Interchange is a fee charged to a merchant to process a card payment. It is generally within 2 and 3% of the purchase. So when you pay $5 for your cappuccino, your local coffee shop gets only $5*-3% = $4.85, 15 cents is the interchange. There are lots of intermediaries here — merchant acquirers (whoever provided the card reader terminal), merchant’s bank, payment network (like Visa), cardholder’s bank, others (e.g. a SaaS company). So everybody has a share from those 15 cents. And any intermediary would be lucky to get 1%, meaning 5 cents of it.

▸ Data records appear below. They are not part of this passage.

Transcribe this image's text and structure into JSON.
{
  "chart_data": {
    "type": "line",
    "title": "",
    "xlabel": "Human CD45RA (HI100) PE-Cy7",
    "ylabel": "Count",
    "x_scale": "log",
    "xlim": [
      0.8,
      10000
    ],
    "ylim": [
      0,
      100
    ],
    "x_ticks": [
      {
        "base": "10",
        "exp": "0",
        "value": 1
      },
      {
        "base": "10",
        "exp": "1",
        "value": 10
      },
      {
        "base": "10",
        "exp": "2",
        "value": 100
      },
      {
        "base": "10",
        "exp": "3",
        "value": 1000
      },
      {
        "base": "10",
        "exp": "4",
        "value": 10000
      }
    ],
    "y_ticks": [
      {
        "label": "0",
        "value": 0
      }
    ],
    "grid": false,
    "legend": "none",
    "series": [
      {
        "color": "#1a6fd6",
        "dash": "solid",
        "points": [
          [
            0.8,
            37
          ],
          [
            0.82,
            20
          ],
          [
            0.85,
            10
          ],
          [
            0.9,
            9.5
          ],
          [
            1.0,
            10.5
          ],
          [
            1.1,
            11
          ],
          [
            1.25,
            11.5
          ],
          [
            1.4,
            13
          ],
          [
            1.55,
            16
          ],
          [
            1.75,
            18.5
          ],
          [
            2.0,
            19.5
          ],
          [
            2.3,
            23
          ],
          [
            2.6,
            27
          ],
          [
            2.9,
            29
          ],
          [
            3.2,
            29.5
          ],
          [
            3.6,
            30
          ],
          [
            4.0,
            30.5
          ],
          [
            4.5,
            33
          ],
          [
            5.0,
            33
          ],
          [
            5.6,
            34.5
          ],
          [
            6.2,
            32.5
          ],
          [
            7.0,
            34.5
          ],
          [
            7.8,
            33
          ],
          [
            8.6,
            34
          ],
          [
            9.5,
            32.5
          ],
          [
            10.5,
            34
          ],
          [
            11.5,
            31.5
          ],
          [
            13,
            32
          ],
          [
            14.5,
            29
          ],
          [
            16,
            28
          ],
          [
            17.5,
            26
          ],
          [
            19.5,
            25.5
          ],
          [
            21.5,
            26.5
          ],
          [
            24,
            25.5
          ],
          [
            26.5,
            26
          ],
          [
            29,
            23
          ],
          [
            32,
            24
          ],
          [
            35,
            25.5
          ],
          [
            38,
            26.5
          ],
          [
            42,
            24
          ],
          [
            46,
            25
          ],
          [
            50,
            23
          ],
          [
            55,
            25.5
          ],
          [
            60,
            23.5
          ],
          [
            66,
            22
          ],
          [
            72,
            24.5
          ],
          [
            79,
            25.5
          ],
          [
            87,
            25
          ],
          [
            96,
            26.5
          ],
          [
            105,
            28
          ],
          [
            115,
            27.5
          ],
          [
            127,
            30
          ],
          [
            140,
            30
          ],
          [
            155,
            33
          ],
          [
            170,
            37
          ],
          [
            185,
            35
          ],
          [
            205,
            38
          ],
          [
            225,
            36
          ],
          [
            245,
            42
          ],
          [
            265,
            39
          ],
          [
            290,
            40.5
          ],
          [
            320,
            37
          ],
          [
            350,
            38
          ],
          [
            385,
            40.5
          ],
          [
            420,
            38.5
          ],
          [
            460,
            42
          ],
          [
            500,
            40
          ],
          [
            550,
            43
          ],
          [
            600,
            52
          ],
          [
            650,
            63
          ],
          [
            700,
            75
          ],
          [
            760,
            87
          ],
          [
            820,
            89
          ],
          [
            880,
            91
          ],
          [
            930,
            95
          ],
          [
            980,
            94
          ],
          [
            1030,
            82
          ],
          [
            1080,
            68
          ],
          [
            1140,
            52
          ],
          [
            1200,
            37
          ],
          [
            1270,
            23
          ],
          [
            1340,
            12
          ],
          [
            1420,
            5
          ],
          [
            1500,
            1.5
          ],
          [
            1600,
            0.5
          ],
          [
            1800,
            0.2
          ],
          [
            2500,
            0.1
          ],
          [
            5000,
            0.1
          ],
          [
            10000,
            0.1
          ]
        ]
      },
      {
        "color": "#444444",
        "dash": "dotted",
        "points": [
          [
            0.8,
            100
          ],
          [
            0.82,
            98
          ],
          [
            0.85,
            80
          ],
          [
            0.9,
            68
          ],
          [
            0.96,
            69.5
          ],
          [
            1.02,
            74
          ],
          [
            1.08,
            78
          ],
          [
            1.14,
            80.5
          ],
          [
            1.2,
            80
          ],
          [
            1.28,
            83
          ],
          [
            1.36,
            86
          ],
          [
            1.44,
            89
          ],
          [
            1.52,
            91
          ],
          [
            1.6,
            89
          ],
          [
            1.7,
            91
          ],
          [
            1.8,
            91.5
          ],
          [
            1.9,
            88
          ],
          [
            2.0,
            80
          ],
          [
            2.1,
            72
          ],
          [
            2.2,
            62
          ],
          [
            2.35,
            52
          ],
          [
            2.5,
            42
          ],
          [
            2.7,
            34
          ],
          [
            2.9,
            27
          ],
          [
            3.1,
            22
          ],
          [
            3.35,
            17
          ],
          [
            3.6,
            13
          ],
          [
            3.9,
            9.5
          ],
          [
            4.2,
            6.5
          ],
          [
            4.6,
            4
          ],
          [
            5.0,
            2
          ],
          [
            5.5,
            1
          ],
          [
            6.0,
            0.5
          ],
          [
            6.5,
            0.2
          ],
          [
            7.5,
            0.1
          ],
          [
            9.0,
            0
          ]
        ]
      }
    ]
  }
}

Let’s try to do a simple valuation following prof. Damodaran’s advice. According to the Federal Reserve’s payments study total value of debit card payments in 2017 was $2.88 trillion. Rounding to $3 trillion. Let’s assume a card startup is so good, it can capture 1% of it. It means the total addressable market is worth $30 billion. Then, assuming it is such an impressive company that it grabs 10% of the market, i.e. it crashes old banks and all neobanks and takes their customers — $3 billion in annual revenues. Now, let’s say brilliant engineers figure out a code that it doesn’t cost them much to acquire customers and process transaction (they also get underpaid), they somehow avoid regulators and any associated regulatory costs and as a result they get 20% net margin, i.e. $600 million in annual profits.
Now let’s come up with its cost of capital — 15–17% (r) for a great startup. Let’s assume the market size (payments volume) continues to grow at 5.5–6.8% (g) annually. We get a present value of $600 million/(r-g) = $5–6 billion.
So $5–6 billion is the peak for such company. Who is investing? SB&MBS?